Les Maldiviens se marient jeunes et souvent plusieurs fois. Les filles convolent
vers 16 ans et les garçons entre 18 et 20 ans. Il s’agit d’une simple
formalité qui ne donne lieu à aucune cérémonie.
Si l’on se marie vite, on divorce
aussi facilement. Les Maldives sont le pays où le taux de séparation est le
plus élevé. Il n’est pas rare qu’à 30 ans une femme ait déjà été mariée 4 fois. Elle peut se remarier avec le même homme, mais pas plus de 9 fois ! Pour se séparer, il suffit de dire à son conjoint : « Je
te répudie. » On raconte que le record homologué appartenait à un Maldivien
qui aurait eu 86 épouses.
Les hommes vivent en majorité de la pêche et sont souvent absents du domicile
conjugal. Les femmes ont donc la responsabilité du foyer et de l’éducation des
enfants.
Ils se sont rendus aux Maldives avant vous, mais pas toujours de leur plein
gré.
Pline l’Ancien, naturaliste latin du Ier siècle, raconte dans son
Histoire naturelle que les habitants des îles avaient reçu la visite
d’Égyptiens voguant sur des navires de papyrus. Depuis la plus haute Antiquité,
sur les grandes voies commerciales venant de Chine, d’Indonésie ou d’Inde, on faisait escale aux Maldives et à Ceylan.
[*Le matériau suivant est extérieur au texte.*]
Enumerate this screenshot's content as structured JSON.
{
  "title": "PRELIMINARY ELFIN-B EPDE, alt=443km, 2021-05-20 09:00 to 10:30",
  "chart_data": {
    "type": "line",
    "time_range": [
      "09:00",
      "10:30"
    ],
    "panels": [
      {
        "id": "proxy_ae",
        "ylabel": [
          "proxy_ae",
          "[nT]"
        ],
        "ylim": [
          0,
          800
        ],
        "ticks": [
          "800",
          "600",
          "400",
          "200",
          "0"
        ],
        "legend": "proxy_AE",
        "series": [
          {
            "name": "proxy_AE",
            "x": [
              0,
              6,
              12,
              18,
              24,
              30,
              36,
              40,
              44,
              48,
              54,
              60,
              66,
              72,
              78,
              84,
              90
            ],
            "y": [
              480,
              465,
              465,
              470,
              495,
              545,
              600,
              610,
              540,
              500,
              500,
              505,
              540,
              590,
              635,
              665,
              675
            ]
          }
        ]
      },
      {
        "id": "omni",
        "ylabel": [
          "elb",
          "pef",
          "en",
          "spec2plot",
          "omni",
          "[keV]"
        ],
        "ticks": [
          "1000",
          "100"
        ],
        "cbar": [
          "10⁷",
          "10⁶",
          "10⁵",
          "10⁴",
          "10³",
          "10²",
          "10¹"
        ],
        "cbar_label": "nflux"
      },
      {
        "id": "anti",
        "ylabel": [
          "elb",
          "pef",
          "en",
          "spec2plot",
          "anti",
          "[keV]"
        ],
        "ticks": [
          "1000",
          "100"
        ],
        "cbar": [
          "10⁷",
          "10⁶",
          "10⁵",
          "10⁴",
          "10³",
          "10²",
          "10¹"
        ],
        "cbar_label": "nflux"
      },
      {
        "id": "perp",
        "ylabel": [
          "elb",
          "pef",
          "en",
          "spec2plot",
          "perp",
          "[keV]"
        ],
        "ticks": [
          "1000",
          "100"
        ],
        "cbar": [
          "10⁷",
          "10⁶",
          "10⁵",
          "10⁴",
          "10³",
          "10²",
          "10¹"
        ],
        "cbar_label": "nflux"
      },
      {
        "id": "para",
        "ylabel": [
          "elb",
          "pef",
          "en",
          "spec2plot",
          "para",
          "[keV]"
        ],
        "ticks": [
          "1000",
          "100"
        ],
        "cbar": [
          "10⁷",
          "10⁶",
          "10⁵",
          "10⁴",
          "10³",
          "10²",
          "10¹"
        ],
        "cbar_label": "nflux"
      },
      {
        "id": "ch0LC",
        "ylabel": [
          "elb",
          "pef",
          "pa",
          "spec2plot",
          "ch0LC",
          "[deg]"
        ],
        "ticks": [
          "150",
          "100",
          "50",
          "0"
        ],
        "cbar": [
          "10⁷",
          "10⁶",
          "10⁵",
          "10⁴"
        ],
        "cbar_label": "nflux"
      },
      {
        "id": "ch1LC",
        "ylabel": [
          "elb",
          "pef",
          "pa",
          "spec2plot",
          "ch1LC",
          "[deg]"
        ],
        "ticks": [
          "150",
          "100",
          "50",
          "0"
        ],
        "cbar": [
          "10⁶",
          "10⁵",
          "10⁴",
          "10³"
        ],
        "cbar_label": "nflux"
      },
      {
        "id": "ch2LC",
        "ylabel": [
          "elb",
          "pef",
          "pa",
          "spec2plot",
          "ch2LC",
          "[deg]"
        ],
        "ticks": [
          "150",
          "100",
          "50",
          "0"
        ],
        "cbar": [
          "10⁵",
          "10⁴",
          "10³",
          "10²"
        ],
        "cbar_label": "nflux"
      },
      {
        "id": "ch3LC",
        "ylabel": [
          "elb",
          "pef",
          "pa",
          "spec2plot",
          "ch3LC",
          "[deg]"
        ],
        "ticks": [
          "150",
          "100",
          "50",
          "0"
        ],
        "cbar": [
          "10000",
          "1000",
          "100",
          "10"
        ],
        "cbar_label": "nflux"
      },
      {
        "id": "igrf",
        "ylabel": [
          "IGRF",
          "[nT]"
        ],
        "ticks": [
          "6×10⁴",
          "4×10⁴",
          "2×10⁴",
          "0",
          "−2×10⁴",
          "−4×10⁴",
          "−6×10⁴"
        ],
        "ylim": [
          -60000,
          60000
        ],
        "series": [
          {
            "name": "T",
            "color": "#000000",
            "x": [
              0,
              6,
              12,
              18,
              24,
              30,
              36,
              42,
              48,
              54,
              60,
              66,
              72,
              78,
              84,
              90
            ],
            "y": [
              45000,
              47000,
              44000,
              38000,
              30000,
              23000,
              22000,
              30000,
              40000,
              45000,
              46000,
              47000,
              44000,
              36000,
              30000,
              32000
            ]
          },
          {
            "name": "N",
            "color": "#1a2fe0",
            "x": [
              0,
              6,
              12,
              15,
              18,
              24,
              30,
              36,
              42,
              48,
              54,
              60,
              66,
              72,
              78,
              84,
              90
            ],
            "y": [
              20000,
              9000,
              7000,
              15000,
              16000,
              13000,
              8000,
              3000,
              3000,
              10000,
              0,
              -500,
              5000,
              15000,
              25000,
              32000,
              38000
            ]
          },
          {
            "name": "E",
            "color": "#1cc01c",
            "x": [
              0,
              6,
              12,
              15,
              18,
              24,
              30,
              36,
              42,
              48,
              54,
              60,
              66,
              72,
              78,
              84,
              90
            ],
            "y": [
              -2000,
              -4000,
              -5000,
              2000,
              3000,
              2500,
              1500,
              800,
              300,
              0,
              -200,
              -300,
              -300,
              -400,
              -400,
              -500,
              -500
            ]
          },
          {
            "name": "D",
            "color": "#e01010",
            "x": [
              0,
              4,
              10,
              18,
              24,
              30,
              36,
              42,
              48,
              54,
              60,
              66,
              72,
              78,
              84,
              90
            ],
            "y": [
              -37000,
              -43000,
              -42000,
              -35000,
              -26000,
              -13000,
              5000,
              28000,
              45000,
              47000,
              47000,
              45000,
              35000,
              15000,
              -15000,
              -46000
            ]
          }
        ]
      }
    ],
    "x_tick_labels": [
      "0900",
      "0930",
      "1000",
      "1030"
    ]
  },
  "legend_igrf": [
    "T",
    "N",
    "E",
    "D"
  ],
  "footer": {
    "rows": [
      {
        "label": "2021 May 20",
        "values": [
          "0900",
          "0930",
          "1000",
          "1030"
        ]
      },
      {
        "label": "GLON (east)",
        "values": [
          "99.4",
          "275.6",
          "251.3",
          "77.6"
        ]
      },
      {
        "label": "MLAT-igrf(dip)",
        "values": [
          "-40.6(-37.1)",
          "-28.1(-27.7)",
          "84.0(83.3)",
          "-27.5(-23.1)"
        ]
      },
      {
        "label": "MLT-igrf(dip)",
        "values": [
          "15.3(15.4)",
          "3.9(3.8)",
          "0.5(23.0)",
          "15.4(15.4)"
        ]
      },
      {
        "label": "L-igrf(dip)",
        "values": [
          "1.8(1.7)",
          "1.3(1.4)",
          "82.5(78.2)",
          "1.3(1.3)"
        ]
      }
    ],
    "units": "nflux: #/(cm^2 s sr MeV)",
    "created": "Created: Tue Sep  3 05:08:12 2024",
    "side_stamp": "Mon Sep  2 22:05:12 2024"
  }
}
Ibn Battuta, le célèbre voyageur tangérois (1304-1368), séjourna 18 ans
aux Maldives. Il rédigea de très belles pages sur la vie quotidienne et sur
les femmes de l’archipel qu’il connaissait bien puisqu’il était polygame, comme
le voulait d’ailleurs la coutume locale.
Un Français, François Pyrard de Laval, fit naufrage le 2 juillet 1602 sur
un récif de l’atoll de Goidhoo. Unique rescapé de cette funeste expédition,
il resta cinq années prisonnier sur l’archipel. À son retour en France en 1611,
il publia le récit de ses péripéties, un document exceptionnel qui constitue
un véritable roman d’aventures.
Un autre Français passa aussi des vacances forcées
aux Maldives : en 1776, la frégate Le duc de Duras, transportant
le vicomte de Barras, futur protecteur de Bonaparte et homme fort du Directoire,
échoua sur un banc de sable. Le roi des Maldives hébergea les naufragés en attendant
qu'un navire plus fiable les mène à bon port.